Mid East
After Arab Spring, danger arises for Christians
By Jeff Jacoby | Boston Globe Columnist | December 07, 2011
In October, Egyptian troops in Cairo’s Maspero district slaughtered Christians as they protested the burning of churches in Upper Egypt. Even before the Maspero pogrom, Christians by the tens of thousands had been fleeing post-Mubarak Egypt. You don’t have to be a “lingering colonialist and racist’’ to fear there may be even worse to come.
Egypt isn’t the only Arab country whose Christian communities are being decimated by Islamist brutality.
Since the toppling of Saddam Hussein in 2003, The Wall Street Journal noted on Monday, “at least 54 Iraqi churches have been bombed and at least 905 Christians killed in various acts of violence.’’ The archbishop of the Chaldean Catholic Church in Kirkuk and Sulimaniya calls the emigration a “hemorrhage,’’ warning that “Iraq could be emptied of Christians.’’ In Syria, Catholic and Orthodox communities are terrified of what awaits them if the current regime is overthrown.
The harrying of non-Muslim minorities in the Middle East is hardly a new phenomenon — nearly all of the Arab world’s Jews were driven out long ago — but the rise of radical Islam has lethally intensified the problem. Last month, Christian Solidarity International, a respected human-rights organization with deep experience in the region, warned that Christians there may be facing genocide. “The crisis of survival for non-Muslim communities is especially acute in Iraq, Syria, Egypt, Sudan, Iran, and Pakistan,’’ the group’s CEO, John Eibner, wrote in a letter to President Obama, imploring him to act urgently to prevent the kind of “religious cleansing’’ that eradicated Turkey’s “once-thriving Christian communities’’ a century ago.
It takes more than voting to sustain decent democratic values. Totalitarians from Hitler to Hamas, after all, have come to power via the ballot. Revolts and demonstrations may topple Arab dictators, and their replacements may be chosen in elections. But there will be no Arab Spring without pluralism, freedom, and tolerance.

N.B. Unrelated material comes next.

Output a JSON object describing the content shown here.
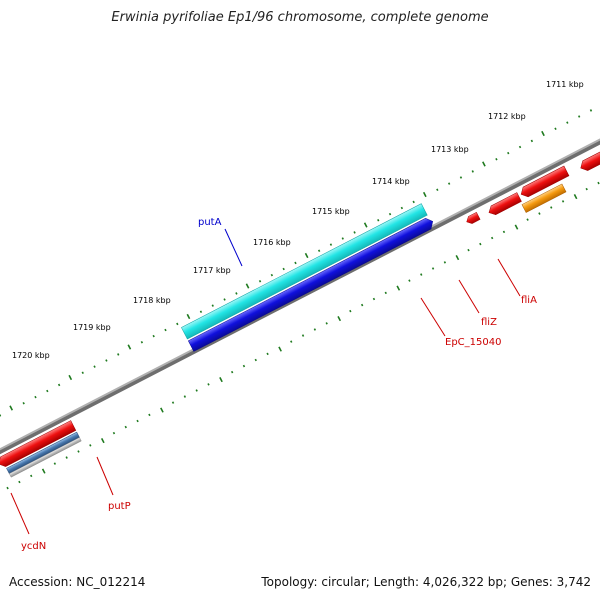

“Such tolerance is particularly important when it comes to religion,’’ Obama declared last May — so important that America would defend it with “all of the diplomatic, economic, and strategic tools at our disposal.’’ Fine words. But with Islamists sweeping to power and human-rights activists warning of genocide, the beleaguered Christians of the Middle East need more than words.